Der Vatikan hatte in einer Note seines Staatssekretariats vom 4. Februar die Äußerungen von Williamson zum Holocaust als absolut inakzeptabel bezeichnet und verlangt: "Um eine Zulassung zu bischöflichen Funktionen in der Kirche zu erhalten, muss Bischof Williamson sich auch absolut unmissverständlich und öffentlich von seinen Aussagen zur Shoah distanzieren. Sie waren dem Heiligen Vater im Augenblick der Rücknahme der Exkommunikation nicht bekannt".

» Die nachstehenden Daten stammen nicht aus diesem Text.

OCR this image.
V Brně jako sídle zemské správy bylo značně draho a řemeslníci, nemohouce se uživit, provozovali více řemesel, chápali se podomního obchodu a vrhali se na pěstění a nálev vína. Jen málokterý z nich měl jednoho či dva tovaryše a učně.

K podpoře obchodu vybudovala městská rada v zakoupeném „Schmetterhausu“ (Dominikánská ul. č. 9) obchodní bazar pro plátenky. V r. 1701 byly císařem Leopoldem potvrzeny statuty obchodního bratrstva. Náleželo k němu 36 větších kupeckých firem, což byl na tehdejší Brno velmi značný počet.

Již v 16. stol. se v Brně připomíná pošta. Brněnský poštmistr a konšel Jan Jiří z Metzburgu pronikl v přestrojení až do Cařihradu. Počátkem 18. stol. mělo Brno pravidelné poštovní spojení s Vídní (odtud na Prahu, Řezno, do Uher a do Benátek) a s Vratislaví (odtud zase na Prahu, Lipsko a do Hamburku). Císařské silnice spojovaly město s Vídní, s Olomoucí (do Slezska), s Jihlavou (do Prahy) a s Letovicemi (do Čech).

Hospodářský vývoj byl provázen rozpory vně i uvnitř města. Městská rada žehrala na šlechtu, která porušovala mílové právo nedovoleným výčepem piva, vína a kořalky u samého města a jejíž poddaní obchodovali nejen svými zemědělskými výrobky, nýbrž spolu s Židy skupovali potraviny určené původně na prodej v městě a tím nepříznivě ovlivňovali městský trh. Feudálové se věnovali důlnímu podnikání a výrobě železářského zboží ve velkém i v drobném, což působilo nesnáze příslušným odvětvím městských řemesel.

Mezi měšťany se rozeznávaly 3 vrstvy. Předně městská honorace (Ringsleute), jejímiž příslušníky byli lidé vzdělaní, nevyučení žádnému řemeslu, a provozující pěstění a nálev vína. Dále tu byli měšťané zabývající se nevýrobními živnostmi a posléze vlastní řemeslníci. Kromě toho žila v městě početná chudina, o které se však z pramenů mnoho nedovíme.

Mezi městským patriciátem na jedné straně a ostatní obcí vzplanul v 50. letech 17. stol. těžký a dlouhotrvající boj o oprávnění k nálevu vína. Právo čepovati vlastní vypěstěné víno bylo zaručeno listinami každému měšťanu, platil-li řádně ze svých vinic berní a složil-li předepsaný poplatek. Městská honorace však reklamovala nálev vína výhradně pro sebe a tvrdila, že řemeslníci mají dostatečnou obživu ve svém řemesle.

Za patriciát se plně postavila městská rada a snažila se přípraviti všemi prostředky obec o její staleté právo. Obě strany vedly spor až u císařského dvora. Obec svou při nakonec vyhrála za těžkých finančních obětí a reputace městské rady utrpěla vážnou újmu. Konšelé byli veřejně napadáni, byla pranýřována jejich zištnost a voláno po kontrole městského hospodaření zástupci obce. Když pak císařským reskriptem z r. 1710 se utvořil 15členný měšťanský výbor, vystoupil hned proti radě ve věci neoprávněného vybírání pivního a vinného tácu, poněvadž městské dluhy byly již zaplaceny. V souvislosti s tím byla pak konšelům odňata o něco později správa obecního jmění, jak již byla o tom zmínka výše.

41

Williamson hatte in einem schwedischen TV-Interview die Existenz von Gaskammern verneint und die Höhe der ermordeten Juden auf 200.000 bis 300.000 beziffert. Am Donnerstagabend wurde eine Erklärung öffentlich, in der Williamson seine Aussagen relativierte. Er habe nur die Meinung eines Nicht-Historikers geäußert, die sich auf die verfügbaren Erkenntnisse von vor 20 Jahren gestützt habe. Er bitte alle, die sich aufgrund seiner Worte "aufrichtig entrüstet haben, vor Gott um Vergebung". Explizit zurück nahm er seine Äußerungen zum Holocaust nicht.
"Verantwortung für große Schwierigkeiten"
Williamson hatte in dem Schreiben an die für die Lefebvrianer zuständigte Vatikankommission "Ecclesia Dei" "um Vergebung gebeten", dass er mit seinen im November 2008 bei einem Interview in Schloss Zaitzkofen bei Regensburg gemachten "Bemerkungen" bei Menschen "Schmerz verursacht" habe. In dem Zaitzkofener TV-Interview, das im schwedischen Fernsehen ausgestrahlt wurde und einen internationalen Skandal verursachte, hatte Williamson die Existenz von Gaskammern bestritten. Und auch in seiner jetzigen "Entschuldigung", die u.a. an den römischen Pressedienst "Zenit" ergangen war und von dessen Redaktion als bedeutsam erachtet wurde, weicht Williamson weiterhin der Antwort nach seiner persönlichen Überzeugung über die historische Realität des Holocaust aus.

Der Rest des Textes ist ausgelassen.